Однажды общество символистов пригласило его в бельгийский провинциальный город Брюге или Гент, не знаю хорошо, прочитать там лекцию. Малларме последовал приглашению. Учредители объявили о его приезде в местной газете самым лучшим символически-мистическим слогом. «Сюда должен прибыть первый среди живущих, король современных поэтов и мыслителей. На долю города выпало счастье лицезреть великого, единственного, несравненного и принять из его собственных уст откровение его ума!» Эта реклама произвела свое действие. Ей поверили тем легче, что никто в городе не мог сказать ничего противоположного по той простой причине, что никто не прочел ни одной строчки из Малларме. Итак, все образованное общество сочло своим долгом явиться на лекцию Малларме. Зал наполнился благоговейно ожидающей публикой. В первом ряду кресел поместился командующий генерал в полной парадной форме, со всеми орденами, как подобает, когда одна часть высшего общества удостаивает своим присутствием другую. Вошел Малларме. Все увидели господина невысокого роста, с седыми бакенбардами и острыми ушами Фауна, который, заняв место за приготовленным ему столиком, вынул порывистым движением из кармана фрака несколько листков и разложил их перед собой.
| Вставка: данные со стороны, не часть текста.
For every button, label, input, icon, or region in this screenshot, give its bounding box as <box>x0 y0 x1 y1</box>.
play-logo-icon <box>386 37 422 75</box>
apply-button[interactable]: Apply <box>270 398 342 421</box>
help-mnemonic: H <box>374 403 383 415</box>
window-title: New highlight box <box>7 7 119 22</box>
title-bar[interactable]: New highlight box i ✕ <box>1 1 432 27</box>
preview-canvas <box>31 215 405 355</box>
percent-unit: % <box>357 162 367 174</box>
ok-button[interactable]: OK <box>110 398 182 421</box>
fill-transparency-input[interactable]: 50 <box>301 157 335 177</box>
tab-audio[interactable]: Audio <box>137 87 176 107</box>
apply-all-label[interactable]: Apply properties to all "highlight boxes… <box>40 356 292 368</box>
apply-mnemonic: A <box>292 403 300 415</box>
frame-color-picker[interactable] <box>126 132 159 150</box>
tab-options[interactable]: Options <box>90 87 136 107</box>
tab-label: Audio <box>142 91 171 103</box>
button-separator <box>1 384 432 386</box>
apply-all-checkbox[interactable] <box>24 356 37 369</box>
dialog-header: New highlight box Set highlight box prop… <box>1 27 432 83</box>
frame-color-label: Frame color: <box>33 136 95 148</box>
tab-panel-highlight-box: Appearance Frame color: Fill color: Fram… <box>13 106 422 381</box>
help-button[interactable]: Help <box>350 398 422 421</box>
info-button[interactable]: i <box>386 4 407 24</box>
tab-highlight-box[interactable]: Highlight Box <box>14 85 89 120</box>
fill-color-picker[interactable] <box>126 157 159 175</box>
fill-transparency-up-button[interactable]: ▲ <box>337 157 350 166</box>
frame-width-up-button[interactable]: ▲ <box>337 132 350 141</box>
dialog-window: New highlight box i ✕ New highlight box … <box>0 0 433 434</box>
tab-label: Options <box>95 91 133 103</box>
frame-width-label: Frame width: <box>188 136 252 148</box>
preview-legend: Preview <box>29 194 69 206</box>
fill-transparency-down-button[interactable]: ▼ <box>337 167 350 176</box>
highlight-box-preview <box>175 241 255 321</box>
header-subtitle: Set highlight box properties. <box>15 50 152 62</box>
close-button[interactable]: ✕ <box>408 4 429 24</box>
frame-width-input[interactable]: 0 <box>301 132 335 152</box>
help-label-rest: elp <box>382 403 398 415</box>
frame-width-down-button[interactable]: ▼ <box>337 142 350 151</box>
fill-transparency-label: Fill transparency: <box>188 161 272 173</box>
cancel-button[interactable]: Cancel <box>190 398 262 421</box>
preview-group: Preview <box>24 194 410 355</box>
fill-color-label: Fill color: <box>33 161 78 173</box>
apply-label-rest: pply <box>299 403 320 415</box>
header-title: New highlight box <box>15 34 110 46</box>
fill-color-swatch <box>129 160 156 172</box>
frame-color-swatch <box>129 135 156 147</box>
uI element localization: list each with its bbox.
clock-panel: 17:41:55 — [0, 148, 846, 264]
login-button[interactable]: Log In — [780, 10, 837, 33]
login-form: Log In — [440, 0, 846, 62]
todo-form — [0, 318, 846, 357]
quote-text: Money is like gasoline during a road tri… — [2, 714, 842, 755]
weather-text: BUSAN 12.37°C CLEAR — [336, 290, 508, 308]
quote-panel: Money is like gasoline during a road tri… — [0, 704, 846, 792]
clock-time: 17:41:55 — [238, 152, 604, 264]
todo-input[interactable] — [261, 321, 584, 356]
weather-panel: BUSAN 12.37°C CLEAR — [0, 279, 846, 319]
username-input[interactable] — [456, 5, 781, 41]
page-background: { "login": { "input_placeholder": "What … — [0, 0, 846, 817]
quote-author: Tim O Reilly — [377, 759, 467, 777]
Затем он начал чтение среди благоговейной тишины. Самым искренним и внимательным слушателем был генерал. Казалось, он весь обратился в слух и не сводил глаз с великого человека из Парижа. Он с жадностью ловил каждое его слово. Так длилось несколько минут. Затем начались странные изменения в лице и позе генерала. Почтительная улыбка приветствия исчезла с его губ. Доброжелательный взгляд сделался неподвижным, лоб покрылся морщинами. Удивленный, он вопросительно посматривал то на лектора, то на слушателей. Казалось, он не верил своим ушам и хотел прочесть на лицах соседей подтверждение своего впечатления. Те становились заметно оживленнее. Генерал нервно заерзал на своем стуле и громко вздыхал. От нетерпения и все усиливавшегося гнева он принялся дергать свои усы. Между тем Малларме продолжал спокойно и с самодовольством читать лекцию. Наконец генерал не в силах был более сдерживать своих чувств. Красный, как огонь, он вскочил со своего места, крикнул звучным начальническим голосом: «Человек этот, читающий нам такую неслыханную вещь, или сумасшедший или пьяный», и грозными шагами, гремя саблей и шпорами, вышел из залы.